Había una vez un apuesto príncipe chino por el que todas las muchachas suspiraban. Él, sin embargo, no había conocido el amor. Pero, instigado por sus padres, decidió que debía casarse. Pero… ¿cómo elegir a una sola joven entre tantas aspirantes? ¿Debía elegir a la más bella? ¿A la más rica? Quizás… ¿a la más inteligente?
Durante días, el joven príncipe les estuvo dando vueltas al asunto, hasta que se le ocurrió algo. Ya tenía claro cómo escoger a su futura esposa.
Mandó a sus mensajeros reales para avisar a todas las jóvenes interesadas del reino: debían acudir en una semana al palacio.
Llegó el día, y cientos de hermosas mujeres llegaron hasta el lugar indicado.
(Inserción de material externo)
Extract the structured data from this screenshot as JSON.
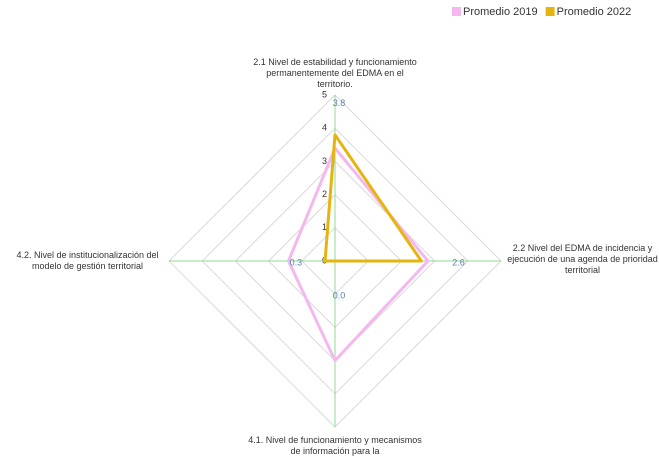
{
  "chart_data": {
    "type": "radar",
    "categories": [
      "2.1 Nivel de estabilidad y funcionamiento permanentemente del EDMA en el territorio.",
      "2.2 Nivel del EDMA de incidencia y ejecución de una agenda de prioridad territorial",
      "4.1. Nivel de funcionamiento y mecanismos de información para la",
      "4.2. Nivel de institucionalización del modelo de gestión territorial"
    ],
    "series": [
      {
        "name": "Promedio 2019",
        "color": "#f4b8ee",
        "values": [
          3.4,
          2.8,
          3.0,
          1.4
        ]
      },
      {
        "name": "Promedio 2022",
        "color": "#e6b40e",
        "values": [
          3.8,
          2.6,
          0,
          0.3
        ],
        "value_labels": [
          "3.8",
          "2.6",
          "0.0",
          "0.3"
        ]
      }
    ],
    "ylim": [
      0,
      5
    ],
    "yticks": [
      0,
      1,
      2,
      3,
      4,
      5
    ],
    "grid": true,
    "legend": "top-right"
  }
}
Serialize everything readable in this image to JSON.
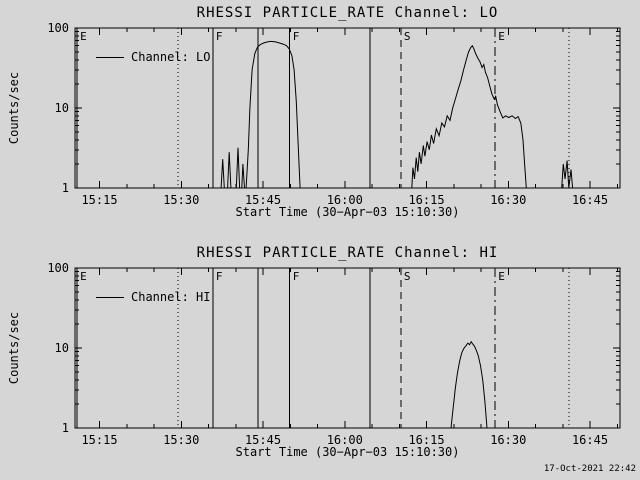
{
  "figure": {
    "background": "#d6d6d6",
    "foreground": "#000000"
  },
  "footer": {
    "timestamp": "17-Oct-2021 22:42"
  },
  "chart_data": [
    {
      "type": "line",
      "title": "RHESSI PARTICLE_RATE Channel: LO",
      "xlabel": "Start Time (30−Apr−03 15:10:30)",
      "ylabel": "Counts/sec",
      "legend": "Channel: LO",
      "yscale": "log",
      "ylim": [
        1,
        100
      ],
      "yticks": [
        {
          "v": 1,
          "label": "1"
        },
        {
          "v": 10,
          "label": "10"
        },
        {
          "v": 100,
          "label": "100"
        }
      ],
      "x_unit": "minutes after 15:10:30",
      "xlim": [
        0,
        100
      ],
      "xminor_step": 5,
      "xticks": [
        {
          "x": 4.5,
          "label": "15:15"
        },
        {
          "x": 19.5,
          "label": "15:30"
        },
        {
          "x": 34.5,
          "label": "15:45"
        },
        {
          "x": 49.5,
          "label": "16:00"
        },
        {
          "x": 64.5,
          "label": "16:15"
        },
        {
          "x": 79.5,
          "label": "16:30"
        },
        {
          "x": 94.5,
          "label": "16:45"
        }
      ],
      "events": [
        {
          "x": 0.4,
          "label": "E",
          "style": "solid"
        },
        {
          "x": 18.9,
          "label": "",
          "style": "dotted"
        },
        {
          "x": 25.3,
          "label": "F",
          "style": "solid"
        },
        {
          "x": 33.6,
          "label": "",
          "style": "solid"
        },
        {
          "x": 39.4,
          "label": "F",
          "style": "solid"
        },
        {
          "x": 54.1,
          "label": "",
          "style": "solid"
        },
        {
          "x": 59.8,
          "label": "S",
          "style": "dashed"
        },
        {
          "x": 77.1,
          "label": "E",
          "style": "dashdot"
        },
        {
          "x": 90.6,
          "label": "",
          "style": "dotted"
        }
      ],
      "series": [
        {
          "name": "Channel: LO",
          "points": [
            [
              0,
              1
            ],
            [
              26.8,
              1
            ],
            [
              27.1,
              2.3
            ],
            [
              27.4,
              1
            ],
            [
              28,
              1
            ],
            [
              28.3,
              2.8
            ],
            [
              28.6,
              1
            ],
            [
              29.6,
              1
            ],
            [
              29.9,
              3.2
            ],
            [
              30.2,
              1
            ],
            [
              30.6,
              1
            ],
            [
              30.8,
              2
            ],
            [
              31.1,
              1
            ],
            [
              31.4,
              1
            ],
            [
              31.8,
              3
            ],
            [
              32.1,
              10
            ],
            [
              32.5,
              30
            ],
            [
              33,
              48
            ],
            [
              33.5,
              58
            ],
            [
              34,
              62
            ],
            [
              34.6,
              65
            ],
            [
              35.3,
              67
            ],
            [
              36,
              68
            ],
            [
              36.8,
              67
            ],
            [
              37.5,
              65
            ],
            [
              38.2,
              63
            ],
            [
              38.8,
              60
            ],
            [
              39.3,
              55
            ],
            [
              39.8,
              45
            ],
            [
              40.2,
              30
            ],
            [
              40.6,
              12
            ],
            [
              41,
              3
            ],
            [
              41.3,
              1
            ],
            [
              61.8,
              1
            ],
            [
              62,
              1.8
            ],
            [
              62.3,
              1.3
            ],
            [
              62.6,
              2.4
            ],
            [
              62.9,
              1.6
            ],
            [
              63.2,
              2.8
            ],
            [
              63.5,
              2
            ],
            [
              63.9,
              3.4
            ],
            [
              64.2,
              2.5
            ],
            [
              64.6,
              3.8
            ],
            [
              65,
              3
            ],
            [
              65.4,
              4.6
            ],
            [
              65.8,
              3.6
            ],
            [
              66.3,
              5.5
            ],
            [
              66.8,
              4.5
            ],
            [
              67.3,
              6.5
            ],
            [
              67.8,
              5.8
            ],
            [
              68.3,
              8
            ],
            [
              68.8,
              7
            ],
            [
              69.3,
              10
            ],
            [
              69.8,
              13
            ],
            [
              70.3,
              17
            ],
            [
              70.8,
              22
            ],
            [
              71.3,
              30
            ],
            [
              71.8,
              40
            ],
            [
              72.2,
              50
            ],
            [
              72.6,
              57
            ],
            [
              72.9,
              60
            ],
            [
              73.2,
              55
            ],
            [
              73.5,
              48
            ],
            [
              73.9,
              42
            ],
            [
              74.3,
              38
            ],
            [
              74.7,
              32
            ],
            [
              75,
              35
            ],
            [
              75.3,
              28
            ],
            [
              75.7,
              24
            ],
            [
              76.1,
              19
            ],
            [
              76.5,
              15
            ],
            [
              76.9,
              13
            ],
            [
              77.2,
              14
            ],
            [
              77.5,
              11
            ],
            [
              78,
              9
            ],
            [
              78.5,
              7.5
            ],
            [
              79,
              8
            ],
            [
              79.6,
              7.6
            ],
            [
              80.2,
              8
            ],
            [
              80.8,
              7.4
            ],
            [
              81.3,
              7.8
            ],
            [
              81.8,
              6.5
            ],
            [
              82.2,
              4
            ],
            [
              82.5,
              2
            ],
            [
              82.8,
              1
            ],
            [
              89.3,
              1
            ],
            [
              89.6,
              2
            ],
            [
              89.9,
              1.3
            ],
            [
              90.3,
              2.2
            ],
            [
              90.6,
              1
            ],
            [
              91,
              1.7
            ],
            [
              91.3,
              1
            ],
            [
              99.8,
              1
            ]
          ]
        }
      ]
    },
    {
      "type": "line",
      "title": "RHESSI PARTICLE_RATE Channel: HI",
      "xlabel": "Start Time (30−Apr−03 15:10:30)",
      "ylabel": "Counts/sec",
      "legend": "Channel: HI",
      "yscale": "log",
      "ylim": [
        1,
        100
      ],
      "yticks": [
        {
          "v": 1,
          "label": "1"
        },
        {
          "v": 10,
          "label": "10"
        },
        {
          "v": 100,
          "label": "100"
        }
      ],
      "x_unit": "minutes after 15:10:30",
      "xlim": [
        0,
        100
      ],
      "xminor_step": 5,
      "xticks": [
        {
          "x": 4.5,
          "label": "15:15"
        },
        {
          "x": 19.5,
          "label": "15:30"
        },
        {
          "x": 34.5,
          "label": "15:45"
        },
        {
          "x": 49.5,
          "label": "16:00"
        },
        {
          "x": 64.5,
          "label": "16:15"
        },
        {
          "x": 79.5,
          "label": "16:30"
        },
        {
          "x": 94.5,
          "label": "16:45"
        }
      ],
      "events": [
        {
          "x": 0.4,
          "label": "E",
          "style": "solid"
        },
        {
          "x": 18.9,
          "label": "",
          "style": "dotted"
        },
        {
          "x": 25.3,
          "label": "F",
          "style": "solid"
        },
        {
          "x": 33.6,
          "label": "",
          "style": "solid"
        },
        {
          "x": 39.4,
          "label": "F",
          "style": "solid"
        },
        {
          "x": 54.1,
          "label": "",
          "style": "solid"
        },
        {
          "x": 59.8,
          "label": "S",
          "style": "dashed"
        },
        {
          "x": 77.1,
          "label": "E",
          "style": "dashdot"
        },
        {
          "x": 90.6,
          "label": "",
          "style": "dotted"
        }
      ],
      "series": [
        {
          "name": "Channel: HI",
          "points": [
            [
              0,
              1
            ],
            [
              69,
              1
            ],
            [
              69.4,
              1.8
            ],
            [
              69.8,
              3.2
            ],
            [
              70.2,
              5
            ],
            [
              70.6,
              7
            ],
            [
              71,
              8.8
            ],
            [
              71.4,
              10
            ],
            [
              71.8,
              10.8
            ],
            [
              72.1,
              11.5
            ],
            [
              72.4,
              11
            ],
            [
              72.7,
              12
            ],
            [
              73,
              11.2
            ],
            [
              73.3,
              10.5
            ],
            [
              73.6,
              9.5
            ],
            [
              74,
              8
            ],
            [
              74.4,
              6
            ],
            [
              74.8,
              4
            ],
            [
              75.2,
              2.2
            ],
            [
              75.6,
              1
            ],
            [
              99.8,
              1
            ]
          ]
        }
      ]
    }
  ]
}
Casi todas vestían lujosas ropas y se habían peinado y preparado para la ocasión. Todas querían deslumbrar. Todas, menos una: la hija de una de las sirvientas del palacio real, que desde muy joven y en secreto, había estado enamorada del príncipe. Allí estaba ella, con su viejo vestido manchado de hollín. El príncipe, sin percatarse de su presencia, dijo:
– Os entregarán a todas unas semillas. Debéis plantarlas y regresar aquí en seis meses. Quien traiga la flor más hermosa, será mi mujer para siempre.
Las chicas le miraron asombradas. ¿Qué clase de prueba era esa? Aún así, todas tomaron las semillas para sembrarlas.
La hija de la sirvienta enterró la suya con mucho cariño en una maceta de barro que le dio su madre. Cada día le regaba, le cantaba, le miraba con dulzura… Pero la semilla no germinó.
Pasaron seis meses y las jóvenes regresaron a palacio muy contentas. Cada una de ellas llevaba una maceta con una hermosa flor. Una era blanca, otra amarilla… El palacio se llenó de colores y ricos aromas.
Se pusieron todas en fila, y el príncipe comenzó a pasar revista. No parecía gustarle ninguna de las flores. Hasta que llegó hasta la hija de la sirvienta, quien miraba al suelo avergonzada. Su maceta solo tenía tierra húmeda, sin más. No había flores. Ni una pequeña planta.
– Vaya- dijo entonces el príncipe- ¿Qué ha pasado, muchacha? ¿Por qué no traes una flor como las demás?
La joven, muerta de vergüenza, respondió:
– Lo siento mucho, alteza. No sé qué ha pasado… Juro que planté la semilla en la mejor tierra que encontré. La regué, la canté, la traté con todo el amor del mundo, pero no germinó… ¡Lo siento mucho!
El príncipe le tocó la barbilla con dulzura para que le mirara y le dijo:
– No lo sientas… tú serás mi esposa.
El resto de jóvenes no daban crédito.
– ¡Será una broma!- exclamó una muy enfadada.
Sin embargo, el príncipe hizo como que no la escuchaba. Tomó de la mano a la hija de la sirvienta y subió con ella hasta el balcón del palacio. Desde allí, les dio una explicación:
– Estuve pensando mucho para decidir qué valor quería buscar en mi mujer. Ni la belleza, ni la riqueza… Decidí que el valor más importante sería la VERDAD. Por eso, mi mujer será la única joven que no quiso engañarme. Todas recibisteis semillas estériles. Es imposible que ninguna diera una flor. La única que se ha atrevido a contarme la verdad, es ella. Y esta joven será vuestra emperatriz.
Y así fue cómo la hija de la sirvienta, enamorada como estaba del príncipe, consiguió casarse con él.
Más bien, al vivir la verdad con amor, creceremos hasta ser en todo como aquel que es la cabeza, es decir, Cristo.